Le «port» de Youpwè est le principal lieu de vente de poisson frais à Douala, la capitale économique du Cameroun. Dans ce marché, situé sur les rives du fleuve Wouri, qui traverse la ville, accostent tous les jours petits bateaux et pirogues de pêcheurs. Ici aussi, viennent se régaler, dans les petits restaurants aménagés, les touristes et les habitants de la ville, quand ils ne s’approvisionnent pas tout simplement pour le reste de la semaine.

Mais selon le quotidien camerounais Mutations, la fréquentation de ce lieu est en forte baisse depuis quelques temps. Et pour cause: les poissons vendus ici et pêchés au large du Wouri seraient toxiques. Et malgré l’interdiction par les autorités, ils continuent d’être vendus au détriment de la santé des populations.

Début juin 2011, des cas d’intoxication alimentaire ont été signalés —dont un décès—, après consommation de poissons pêchés à la Gamaline, un puissant pesticide qui détruit la faune et la flore:

«En mer, il y a des endroits où les pêcheurs Nigérians pêchent à l’aide de la Gamaline. Ils jettent le produit pendant la marée basse. Celui-ci tue les poissons qui remontent à la surface pendant la marée haute.
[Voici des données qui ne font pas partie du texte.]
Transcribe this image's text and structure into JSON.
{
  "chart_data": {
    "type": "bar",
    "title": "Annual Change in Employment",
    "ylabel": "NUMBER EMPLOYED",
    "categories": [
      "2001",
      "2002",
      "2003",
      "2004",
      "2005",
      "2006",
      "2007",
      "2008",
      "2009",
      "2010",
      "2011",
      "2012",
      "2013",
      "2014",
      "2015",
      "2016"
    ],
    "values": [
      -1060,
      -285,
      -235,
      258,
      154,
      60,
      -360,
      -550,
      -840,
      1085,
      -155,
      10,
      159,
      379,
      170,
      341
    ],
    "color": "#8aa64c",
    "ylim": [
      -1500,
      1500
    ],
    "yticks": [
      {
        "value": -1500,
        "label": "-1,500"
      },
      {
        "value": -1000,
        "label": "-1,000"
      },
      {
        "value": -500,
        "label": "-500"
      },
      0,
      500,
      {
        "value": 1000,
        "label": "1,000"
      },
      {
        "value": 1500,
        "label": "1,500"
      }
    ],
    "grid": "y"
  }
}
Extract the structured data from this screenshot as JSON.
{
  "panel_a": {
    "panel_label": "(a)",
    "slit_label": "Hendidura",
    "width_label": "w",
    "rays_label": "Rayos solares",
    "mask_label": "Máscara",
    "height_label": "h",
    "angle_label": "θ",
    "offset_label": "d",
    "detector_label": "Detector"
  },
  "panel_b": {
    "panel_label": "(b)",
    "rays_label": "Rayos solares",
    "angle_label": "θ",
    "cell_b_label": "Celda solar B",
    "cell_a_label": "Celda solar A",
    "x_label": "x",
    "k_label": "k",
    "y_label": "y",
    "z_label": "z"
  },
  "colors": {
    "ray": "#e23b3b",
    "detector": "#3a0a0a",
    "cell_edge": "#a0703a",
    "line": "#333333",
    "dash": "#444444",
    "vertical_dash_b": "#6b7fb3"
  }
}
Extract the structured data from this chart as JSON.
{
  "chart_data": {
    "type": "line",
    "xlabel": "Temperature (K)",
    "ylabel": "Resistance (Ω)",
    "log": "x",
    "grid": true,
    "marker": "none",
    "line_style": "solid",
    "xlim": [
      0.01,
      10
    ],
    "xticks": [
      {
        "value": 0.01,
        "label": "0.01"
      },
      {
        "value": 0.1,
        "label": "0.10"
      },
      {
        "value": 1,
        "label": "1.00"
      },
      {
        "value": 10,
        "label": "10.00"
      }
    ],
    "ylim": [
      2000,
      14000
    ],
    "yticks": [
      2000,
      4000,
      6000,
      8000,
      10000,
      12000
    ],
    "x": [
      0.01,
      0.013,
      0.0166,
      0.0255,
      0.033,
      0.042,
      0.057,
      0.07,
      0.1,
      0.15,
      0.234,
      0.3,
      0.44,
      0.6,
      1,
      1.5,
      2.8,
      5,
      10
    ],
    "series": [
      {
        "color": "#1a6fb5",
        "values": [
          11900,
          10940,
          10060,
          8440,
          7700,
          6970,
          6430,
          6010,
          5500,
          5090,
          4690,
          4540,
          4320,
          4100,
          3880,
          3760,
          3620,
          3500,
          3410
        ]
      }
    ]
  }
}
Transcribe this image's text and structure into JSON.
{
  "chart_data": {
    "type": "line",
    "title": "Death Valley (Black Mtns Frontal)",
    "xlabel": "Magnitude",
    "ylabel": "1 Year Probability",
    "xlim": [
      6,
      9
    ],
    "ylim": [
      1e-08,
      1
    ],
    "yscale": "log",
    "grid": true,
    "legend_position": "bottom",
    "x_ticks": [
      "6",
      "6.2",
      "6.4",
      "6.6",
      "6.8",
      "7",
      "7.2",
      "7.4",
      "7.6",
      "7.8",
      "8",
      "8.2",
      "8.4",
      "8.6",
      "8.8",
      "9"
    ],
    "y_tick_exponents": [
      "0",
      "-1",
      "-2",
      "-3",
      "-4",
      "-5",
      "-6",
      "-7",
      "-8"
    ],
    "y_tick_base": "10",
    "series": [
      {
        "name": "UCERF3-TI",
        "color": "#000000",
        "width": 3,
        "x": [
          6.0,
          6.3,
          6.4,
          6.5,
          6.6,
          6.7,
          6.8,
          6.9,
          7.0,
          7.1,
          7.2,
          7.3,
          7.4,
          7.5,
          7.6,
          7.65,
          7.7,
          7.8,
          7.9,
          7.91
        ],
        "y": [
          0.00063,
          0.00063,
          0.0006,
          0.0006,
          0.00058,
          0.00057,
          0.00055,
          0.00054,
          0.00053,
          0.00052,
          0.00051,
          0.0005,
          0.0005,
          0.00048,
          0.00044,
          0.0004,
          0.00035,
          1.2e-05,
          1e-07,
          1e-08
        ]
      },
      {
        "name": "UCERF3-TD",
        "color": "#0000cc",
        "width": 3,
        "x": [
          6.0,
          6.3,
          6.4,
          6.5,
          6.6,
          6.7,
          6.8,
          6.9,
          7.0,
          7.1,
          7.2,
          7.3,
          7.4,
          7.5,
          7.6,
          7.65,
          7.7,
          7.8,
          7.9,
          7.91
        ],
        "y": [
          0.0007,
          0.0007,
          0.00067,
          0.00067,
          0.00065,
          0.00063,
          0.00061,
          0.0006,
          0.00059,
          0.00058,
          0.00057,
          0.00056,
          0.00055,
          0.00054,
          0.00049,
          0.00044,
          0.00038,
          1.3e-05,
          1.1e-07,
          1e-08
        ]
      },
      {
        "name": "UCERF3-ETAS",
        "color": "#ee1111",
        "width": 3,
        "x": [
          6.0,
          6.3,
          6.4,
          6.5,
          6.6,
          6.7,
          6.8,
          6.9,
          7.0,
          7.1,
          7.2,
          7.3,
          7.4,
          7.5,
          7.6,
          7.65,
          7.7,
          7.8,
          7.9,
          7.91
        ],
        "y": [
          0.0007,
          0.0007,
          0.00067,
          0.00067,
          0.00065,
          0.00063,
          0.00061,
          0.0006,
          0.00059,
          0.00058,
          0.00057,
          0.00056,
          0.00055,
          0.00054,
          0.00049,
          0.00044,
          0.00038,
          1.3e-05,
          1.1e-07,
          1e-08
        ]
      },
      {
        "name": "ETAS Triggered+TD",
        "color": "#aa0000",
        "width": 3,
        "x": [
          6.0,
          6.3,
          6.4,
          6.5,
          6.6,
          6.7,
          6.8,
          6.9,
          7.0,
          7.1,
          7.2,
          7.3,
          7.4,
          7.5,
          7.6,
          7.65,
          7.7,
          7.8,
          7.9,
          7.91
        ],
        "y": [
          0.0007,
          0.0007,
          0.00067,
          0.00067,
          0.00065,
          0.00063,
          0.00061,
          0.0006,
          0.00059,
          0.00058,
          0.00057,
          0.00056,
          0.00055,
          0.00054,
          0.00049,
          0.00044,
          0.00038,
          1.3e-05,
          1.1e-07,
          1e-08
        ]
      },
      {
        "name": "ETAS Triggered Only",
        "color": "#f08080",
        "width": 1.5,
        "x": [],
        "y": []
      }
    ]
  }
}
Et lorsque la marée est à nouveau basse, ces pêcheurs viennent ramasser le poisson», confie le pêcheur Franckson Abiassou au quotidien Mutations.

Pourtant, une note conjointe de la police et des responsables sanitaires, signée en juin 2011, détaille les dispositions prises pour lutter contre l’utilisation de ce produit chimique pour la pêche au Cameroun, particulièrement sur le fleuve Wouri, qui se jette dans l’océan Atlantique.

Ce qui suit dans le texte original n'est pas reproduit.